M. Audet: Alors, merci beaucoup, M. Duguay, M. Lampron. Très heureux de vous rencontrer à nouveau, puisqu'on s'est salués hier.

Écoutez, si j'essaie d'aller à l'essentiel de votre présentation, au fond vous êtes d'avis que le caractère mixte, là, privé-public des fonds proposés par le rapport Brunet constitue une piste à explorer. Vous dites cependant que le niveau du fonds est trop faible à 3 millions et 300 000 $ également. Donc, vous proposez de le monter à la fois respectivement à 5 millions et 500 000 $ puis vous êtes prêts à travailler à l'élaboration d'un fonds régional. Et là, sur ce plan-là, vous voyez même des possibilités de collaboration où il y aura à la fois une possibilité de tenir compte bien sûr du rendement, mais également... Et c'est intéressant de voir qu'effectivement il faut tenir compte de là où le risque est élevé, effectivement, où on pourrait y associer notamment la Société de développement ou des fonds davantage... Des fonds de diversification économique donc seraient associés.

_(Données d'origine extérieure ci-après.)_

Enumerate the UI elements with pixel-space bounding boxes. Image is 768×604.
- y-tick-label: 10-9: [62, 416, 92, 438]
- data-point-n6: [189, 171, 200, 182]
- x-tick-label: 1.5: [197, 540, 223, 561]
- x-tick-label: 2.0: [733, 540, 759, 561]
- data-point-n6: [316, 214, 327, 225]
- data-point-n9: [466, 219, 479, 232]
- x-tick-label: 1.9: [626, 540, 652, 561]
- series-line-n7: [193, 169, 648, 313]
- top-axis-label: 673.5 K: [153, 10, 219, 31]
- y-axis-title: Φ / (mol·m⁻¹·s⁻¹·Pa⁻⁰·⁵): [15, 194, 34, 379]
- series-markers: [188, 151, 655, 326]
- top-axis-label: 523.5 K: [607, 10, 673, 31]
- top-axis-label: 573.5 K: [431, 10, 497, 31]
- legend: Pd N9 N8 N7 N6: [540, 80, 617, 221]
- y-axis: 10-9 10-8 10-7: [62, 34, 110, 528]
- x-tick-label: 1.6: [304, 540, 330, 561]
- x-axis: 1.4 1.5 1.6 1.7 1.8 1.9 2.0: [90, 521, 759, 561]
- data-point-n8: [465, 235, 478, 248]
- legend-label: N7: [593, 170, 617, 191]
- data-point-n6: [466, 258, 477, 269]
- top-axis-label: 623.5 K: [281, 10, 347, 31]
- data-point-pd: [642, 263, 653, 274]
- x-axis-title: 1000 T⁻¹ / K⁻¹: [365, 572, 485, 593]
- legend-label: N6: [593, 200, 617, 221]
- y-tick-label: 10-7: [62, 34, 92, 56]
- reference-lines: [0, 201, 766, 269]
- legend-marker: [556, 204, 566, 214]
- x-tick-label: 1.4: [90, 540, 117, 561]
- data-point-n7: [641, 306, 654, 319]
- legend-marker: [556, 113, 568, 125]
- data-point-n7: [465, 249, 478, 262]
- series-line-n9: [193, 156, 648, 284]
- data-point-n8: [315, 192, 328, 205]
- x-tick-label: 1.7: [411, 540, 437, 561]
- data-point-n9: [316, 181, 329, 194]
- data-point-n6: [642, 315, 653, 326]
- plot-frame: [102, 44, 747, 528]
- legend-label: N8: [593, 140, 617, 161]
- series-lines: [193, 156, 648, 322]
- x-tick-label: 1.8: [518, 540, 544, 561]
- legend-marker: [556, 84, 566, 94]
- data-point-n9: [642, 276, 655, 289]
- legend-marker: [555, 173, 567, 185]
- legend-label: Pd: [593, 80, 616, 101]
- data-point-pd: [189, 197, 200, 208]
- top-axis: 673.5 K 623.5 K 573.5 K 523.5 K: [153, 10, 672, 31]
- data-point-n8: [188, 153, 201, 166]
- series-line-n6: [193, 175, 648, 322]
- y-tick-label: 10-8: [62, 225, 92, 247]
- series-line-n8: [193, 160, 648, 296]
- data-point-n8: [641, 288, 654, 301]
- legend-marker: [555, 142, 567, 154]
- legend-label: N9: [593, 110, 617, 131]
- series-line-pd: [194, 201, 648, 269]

Comment pouvez-vous... Ça, c'est le sens de ma question. Comment voyez-vous cet arrimage s'établir? C'est-à-dire que déjà vous intervenez comme actionnaires, au fond. Quand vous intervenez, vous intervenez au capital déjà. Est-ce que vous voyez un inconvénient au fait qu'on baisse, par exemple... qu'un maximum de 50 % de capital de risque public soit mis dans les fonds dans lesquels vous investissez? Est-ce que, pour vous autres, c'est un... Parce que, étant entendu que le fonds de la SDEO est à la fois municipal, bien sûr, mais également d'autres sources, mais essentiellement public, est-ce que vous y voyez, là-dessus, des... J'apprécierais que vous nous décriviez un petit peu comment vous voyez le rôle de jouer la société de diversification en regard de la création de ces fonds et comment on pourrait faire, justement, comment on pourrait faire ce mariage ou... cette complémentarité pourrait s'exercer.

Le Président (M. Paquet): M. Duguay.

M. Duguay (Patrick): Bon, en fait on va se partager la réponse parce que la question est importante, effectivement. Je pense que vous avez bien repris les éléments de notre mémoire, mais peut-être pas celui qui l'encadre au complet, c'est-à-dire la nécessité d'une complémentarité de présence en région de fonds de développement, en plus des fonds de capitaux de risque.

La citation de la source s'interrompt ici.